Le vœu du roi Louis XIII, cathédrale Notre-Dame de Paris


vendredi 19 mai 2017

Consécration à Marie du vénérable abbé Henri Marie Boudon, Archidiacre d'Evreux, serviteur de Notre Dame

L'Assomption, par Guillaume Courtois
Du saint esclavage de la Mère de Dieu
ORAISON POUR S’OFFRIR À LA TRÈS SAINTE VIERGE,
EN QUALITÉ D’ESCLAVE


Très-sainte et suradorable Trinité, Père, Fils et Saint-Esprit, Dieu d’infinie majesté, devant qui les cieux et la terre, tous les anges et les hommes, et la très sacrée Vierge même ne sont qu’un pur néant, abîmé devant vos divines grandeurs, je reconnais que je ne suis rien et que je ne puis rien, non pas même dire une seule parole chrétiennement, ni avoir la moindre bonne pensée pour l’éternité. Pénétré de cette vérité, je mets toute ma confiance en votre seule vertu, et je n’espère qu’en vos amoureuses bontés.

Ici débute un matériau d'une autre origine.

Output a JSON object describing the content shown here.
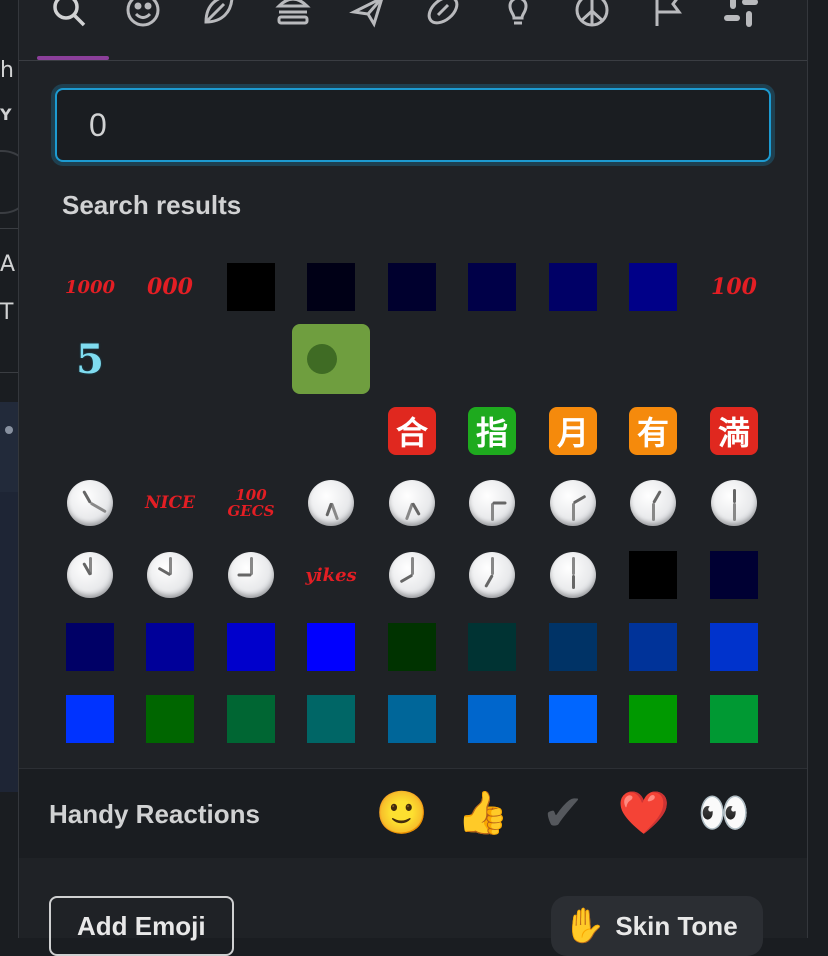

Je confesse que je suis un serviteur inutile, un pauvre pécheur, qui ne suis digne que de l’enfer, qui ne mérite que votre colère, et à qui rien autre chose n’appartient que la damnation éternelle.
Je confesse que mes péchés me rendent indigne entièrement de vos miséricordes, que j’implore, ô Père éternel, avec les secours de votre grâce, par les mérites des souffrances et de la mort adorable de Jésus-Christ Notre-Seigneur, votre Fils bien-aimé, mon très débonnaire sauveur et toute mon espérance.


Appuyé sur sa divine grâce je déteste et ai en horreur, en général et en particulier, tous les péchés que j’ai commis depuis l’usage de raison jusqu’à présent, parce qu’ils vous déplaisent et parce qu’ils vous offensent ; ni la crainte de l’enfer, ô mon Dieu ! ni la peur de perdre le paradis ne sont pas les motifs de ma douleur ; ce n’est pas aussi seulement à raison de tant de bontés que vous avez eues pour moi, de tant de miséricordes et de grâces, et tant de dons que vous nous avez communiqués si libéralement, que je regrette mes péchés : je les ai en horreur, mon Dieu, à raison de ce que vous êtes ; je désire que mon âme en ait toute la douleur possible, parce qu’ils sont contre vous. Je veux, selon vos ordres, m’en confesser de tous au prêtre votre ministre, comme vous l’avez commandé, et à l’avenir, avec le secours de votre grâce, j’aimerais mieux mourir que de vous offenser, faisant une ferme résolution non-seulement d’éviter le péché, mais toutes les occasions prochaines du péché, et désirant sérieusement satisfaire pour tous les péchés que j’ai commis contre la justice en la manière que vos serviteurs l’ordonneront.
Ensuite, ô mon Seigneur, mon cœur dit en votre divine présence, et sous la protection de votre puissante main, qu’il veut dès à présent commencer une nouvelle vie, ne vivant plus, ô adorable Jésus, mon Sauveur, qu’en vous, de vous, par vous et pour vous. Tout ce qui me reste donc à faire durant toute ma vie est de vous plaire, d’exécuter vos ordres et suivre fidèlement vos divines volontés. Je vois bien que c’est là la grande affaire, l’affaire des affaires, et l’unique affaire que nous ayons au monde.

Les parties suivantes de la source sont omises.